I'm still craving food this morning. Not so much junk food, but just something else to eat. Hopefully the smoothie will kick in and take away the craving.

I was thinking about making scrambled eggs this morning but it made me feel woozy to think about doing it. There's something about food preparation that is gross to me. I'm going to have to figure out ways to eat protein without having to do preparation. For example, I could get egg beaters instead of eggs. It's not that I don't want to spend the few minutes it takes to make my own scrambled eggs, it's that it really does make me sick to think of preparing food right now. Stuff made from vegetables and fruit doesn't bother me too much. Even peanut butter is gross to me right now. I don't know why it's like this all of a sudden. It's a mystery.

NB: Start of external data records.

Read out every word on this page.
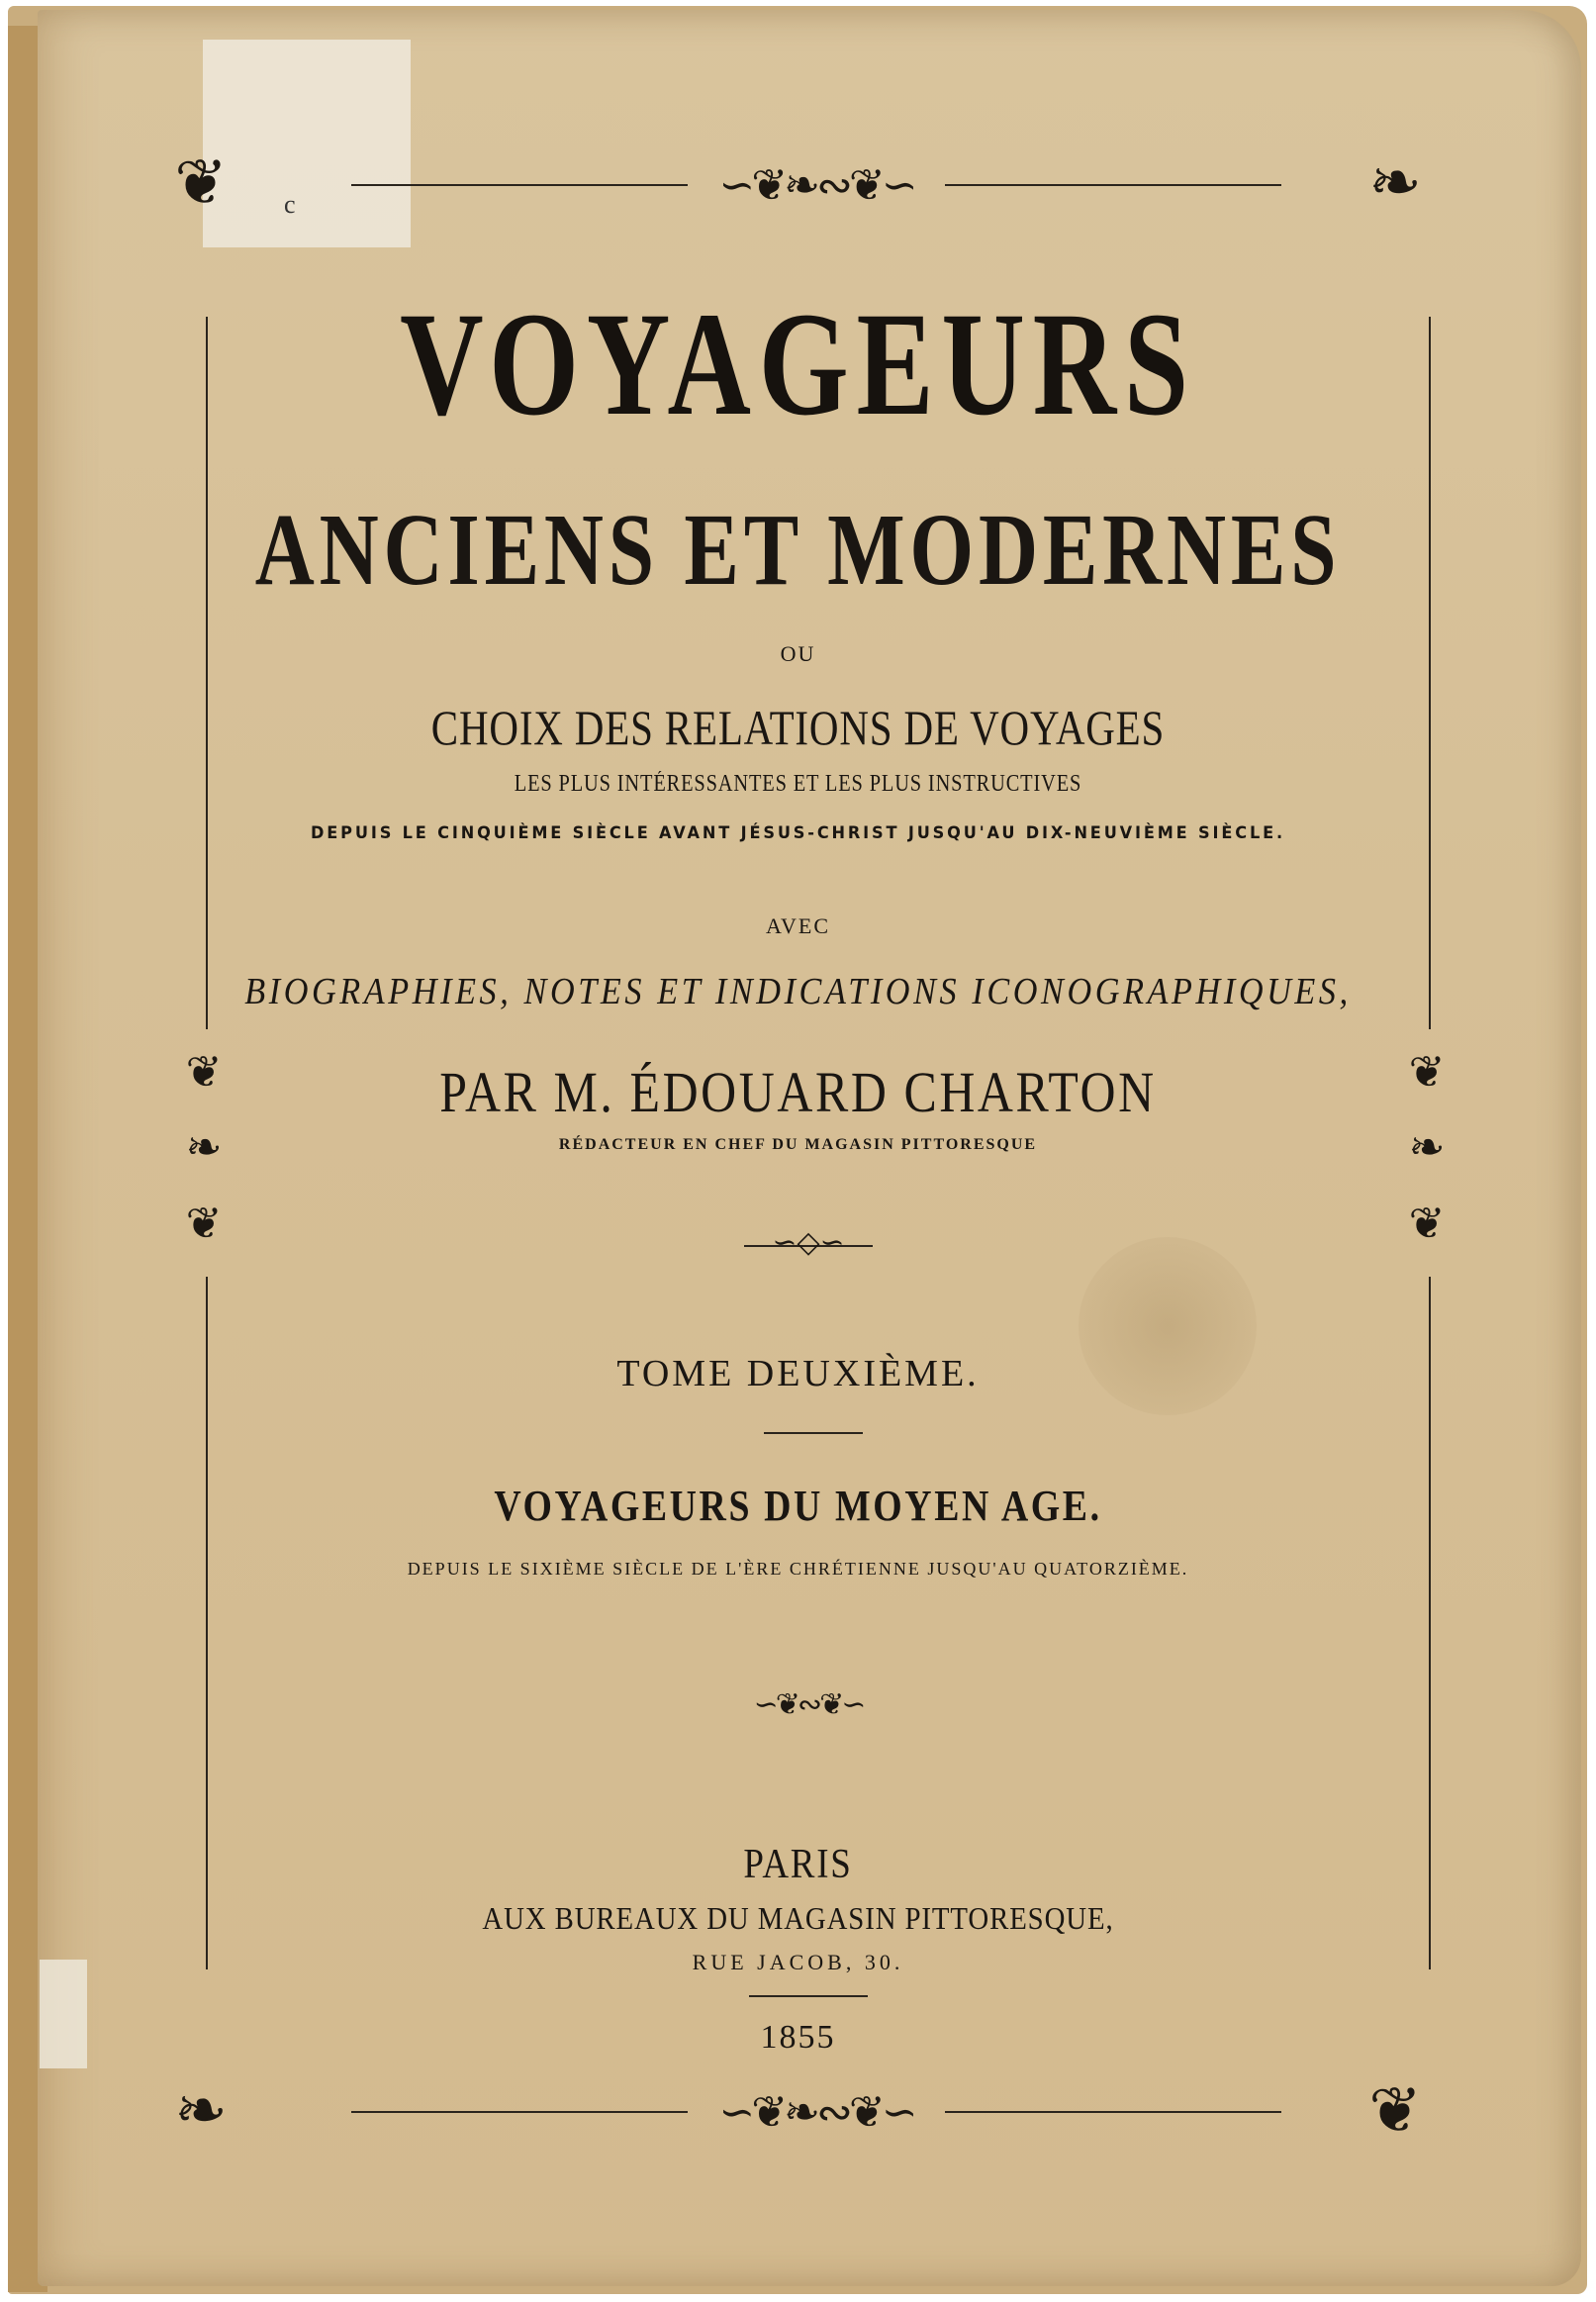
c	∽❦❧∾❦∽
❦	❧
∽❦❧∾❦∽
❧	❦
❦
❧
❦
❦
❧
❦
VOYAGEURS
ANCIENS ET MODERNES
OU
CHOIX DES RELATIONS DE VOYAGES
LES PLUS INTÉRESSANTES ET LES PLUS INSTRUCTIVES
DEPUIS LE CINQUIÈME SIÈCLE AVANT JÉSUS-CHRIST JUSQU'AU DIX-NEUVIÈME SIÈCLE.
AVEC
BIOGRAPHIES, NOTES ET INDICATIONS ICONOGRAPHIQUES,
PAR M. ÉDOUARD CHARTON
RÉDACTEUR EN CHEF DU MAGASIN PITTORESQUE
∽◇∽
TOME DEUXIÈME.
VOYAGEURS DU MOYEN AGE.
DEPUIS LE SIXIÈME SIÈCLE DE L'ÈRE CHRÉTIENNE JUSQU'AU QUATORZIÈME.
∽❦∾❦∽
PARIS
AUX BUREAUX DU MAGASIN PITTORESQUE,
RUE JACOB, 30.
1855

I got nipped at by a dog on the trail this morning. He ran up to me and grabbed at my shirt. It scared the heck out of me. I was okay but the owner seemed mortified by what her dog had done. She put him back on his leash. I didn't make a big deal out of it. I just let her know that he bit at me and that I was okay.

I've got to finish cleaning up the kitchen today so it'll be ready for Lisa and I tomorrow morning. We'll go shopping first then come back home to cook. We're going to make a spaghetti sauce that is easy and quick. I should feel better tomorrow because I will have something to look forward to. Most of my days I just don't have anything to do after I walk except laundry, dishes and cleaning. That's just not that exciting. For some reason I don't look forward with great anticipation to doing laundry and dishes. Call me crazy. ;)

I only took one picture today of a cactus. Dangerous but beautiful looking. It's my shot of the day so far.


There are lots of cacti out there. They were in bloom last month but not this month so much. I still like looking at them. I keep my eyes open on the trail to make sure I don't get too close to the side of the trail where all the cacti are.

It's been a good start to the day. Hopefully I can keep up with the day and continue to do positive things. But even if this is all I do today it's a whole lot more than I did yesterday.